Methods Mol Biol. 2022;2432:137-151. doi: 10.1007/978-1-0716-1994-0_11.
In this chapter, we will provide a review on imputation in the context of DNA methylation, specifically focusing on a penalized functional regression (PFR) method we have previously developed. We will start with a brief review of DNA methylation, genomic and epigenomic contexts where imputation has proven beneficial in practice, and statistical or computational methods proposed for DNA methylation in the recent literature (Subheading 1). The rest of the chapter (Subheadings 2-4) will provide a detailed review of our PFR method proposed for across-platform imputation, which incorporates nonlocal information using a penalized functional regression framework. Subheading 2 introduces commonly employed technologies for DNA methylation measurement and describes the real dataset we have used in the development of our method: the acute myeloid leukemia (AML) dataset from The Cancer Genome Atlas (TCGA) project. Subheading 3 comprehensively reviews our method, encompassing data harmonization prior to model building, the actual building of penalized functional regression model, post-imputation quality filter, and imputation quality assessment. Subheading 4 shows the performance of our method in both simulation and the TCGA AML dataset, demonstrating that our penalized functional regression model is a valuable across-platform imputation tool for DNA methylation data, particularly because of its ability to boost statistical power for subsequent epigenome-wide association study. Finally, Subheading 5 provides future perspectives on imputation for DNA methylation data.

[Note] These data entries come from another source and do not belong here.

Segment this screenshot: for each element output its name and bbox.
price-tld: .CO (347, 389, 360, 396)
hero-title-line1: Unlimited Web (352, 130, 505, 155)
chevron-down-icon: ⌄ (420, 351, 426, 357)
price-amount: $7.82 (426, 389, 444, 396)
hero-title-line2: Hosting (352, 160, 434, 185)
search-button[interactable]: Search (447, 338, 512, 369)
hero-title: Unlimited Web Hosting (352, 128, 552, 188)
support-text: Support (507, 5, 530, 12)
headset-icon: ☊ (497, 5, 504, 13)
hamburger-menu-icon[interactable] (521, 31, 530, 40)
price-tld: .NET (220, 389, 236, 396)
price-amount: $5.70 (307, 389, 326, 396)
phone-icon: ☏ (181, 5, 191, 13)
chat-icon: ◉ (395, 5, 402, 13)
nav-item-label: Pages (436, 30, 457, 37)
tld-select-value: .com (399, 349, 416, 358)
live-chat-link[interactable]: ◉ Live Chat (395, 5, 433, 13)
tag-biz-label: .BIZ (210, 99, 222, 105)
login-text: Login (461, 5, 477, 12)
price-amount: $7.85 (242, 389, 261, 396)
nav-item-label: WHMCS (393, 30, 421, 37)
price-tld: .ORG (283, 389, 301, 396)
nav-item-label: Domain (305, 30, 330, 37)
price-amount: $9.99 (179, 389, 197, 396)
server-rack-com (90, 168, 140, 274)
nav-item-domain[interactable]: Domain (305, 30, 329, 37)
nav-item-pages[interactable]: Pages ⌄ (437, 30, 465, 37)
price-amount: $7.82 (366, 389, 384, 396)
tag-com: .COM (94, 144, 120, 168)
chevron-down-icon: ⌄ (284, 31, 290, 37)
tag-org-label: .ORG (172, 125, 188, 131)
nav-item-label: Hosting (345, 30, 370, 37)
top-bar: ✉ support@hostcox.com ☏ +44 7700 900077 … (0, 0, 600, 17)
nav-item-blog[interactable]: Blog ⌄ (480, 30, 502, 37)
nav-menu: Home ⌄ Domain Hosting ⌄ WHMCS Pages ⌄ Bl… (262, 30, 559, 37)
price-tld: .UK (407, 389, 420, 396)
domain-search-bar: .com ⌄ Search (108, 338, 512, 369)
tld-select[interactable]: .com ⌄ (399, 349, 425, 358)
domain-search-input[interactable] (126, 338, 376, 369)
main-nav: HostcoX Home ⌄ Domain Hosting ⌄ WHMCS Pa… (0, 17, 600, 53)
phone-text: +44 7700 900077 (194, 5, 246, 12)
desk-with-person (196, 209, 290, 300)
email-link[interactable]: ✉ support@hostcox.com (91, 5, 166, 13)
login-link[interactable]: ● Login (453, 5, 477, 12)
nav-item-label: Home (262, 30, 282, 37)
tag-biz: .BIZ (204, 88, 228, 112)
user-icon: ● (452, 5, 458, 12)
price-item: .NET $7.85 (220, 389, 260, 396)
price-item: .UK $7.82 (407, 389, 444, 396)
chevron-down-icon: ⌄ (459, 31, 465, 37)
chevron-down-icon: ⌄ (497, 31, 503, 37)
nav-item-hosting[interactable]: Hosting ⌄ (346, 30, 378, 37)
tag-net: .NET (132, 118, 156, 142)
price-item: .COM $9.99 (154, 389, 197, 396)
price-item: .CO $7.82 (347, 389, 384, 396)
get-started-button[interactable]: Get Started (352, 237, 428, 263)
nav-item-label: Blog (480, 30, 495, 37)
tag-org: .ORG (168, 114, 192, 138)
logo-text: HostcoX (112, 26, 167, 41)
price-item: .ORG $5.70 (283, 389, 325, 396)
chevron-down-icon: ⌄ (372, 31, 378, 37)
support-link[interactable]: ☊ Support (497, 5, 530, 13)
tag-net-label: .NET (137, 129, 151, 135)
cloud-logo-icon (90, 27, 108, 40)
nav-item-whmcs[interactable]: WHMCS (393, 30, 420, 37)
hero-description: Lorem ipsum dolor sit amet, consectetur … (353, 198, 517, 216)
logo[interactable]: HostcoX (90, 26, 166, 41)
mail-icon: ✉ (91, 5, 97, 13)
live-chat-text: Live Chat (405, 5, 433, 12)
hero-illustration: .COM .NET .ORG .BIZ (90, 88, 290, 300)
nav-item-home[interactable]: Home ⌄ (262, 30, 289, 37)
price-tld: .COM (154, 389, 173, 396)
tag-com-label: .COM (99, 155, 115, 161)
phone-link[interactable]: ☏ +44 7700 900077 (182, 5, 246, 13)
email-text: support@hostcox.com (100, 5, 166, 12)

在本章中,我们将回顾 DNA 甲基化背景下的插补,特别关注我们之前开发的惩罚函数回归(PFR)方法。我们将首先简要回顾 DNA 甲基化、基因组和表观基因组背景下插补已被证明在实践中有益的情况,以及最近文献中提出的用于 DNA 甲基化的统计或计算方法(子标题 1)。本章的其余部分(子标题 2-4)将详细回顾我们提出的用于跨平台插补的 PFR 方法,该方法使用惩罚函数回归框架纳入非局部信息。子标题 2 介绍了常用于 DNA 甲基化测量的技术,并描述了我们在方法开发中使用的真实数据集:来自癌症基因组图谱(TCGA)项目的急性髓系白血病(AML)数据集。子标题 3 全面回顾了我们的方法,包括模型构建前的数据协调、惩罚函数回归模型的实际构建、插补后质量筛选以及插补质量评估。子标题 4 展示了我们的方法在模拟和 TCGA AML 数据集上的性能,表明我们的惩罚函数回归模型是一种有价值的跨平台 DNA 甲基化数据插补工具,特别是因为它能够提高随后的全基因组关联研究的统计功效。最后,子标题 5 提供了 DNA 甲基化数据插补的未来展望。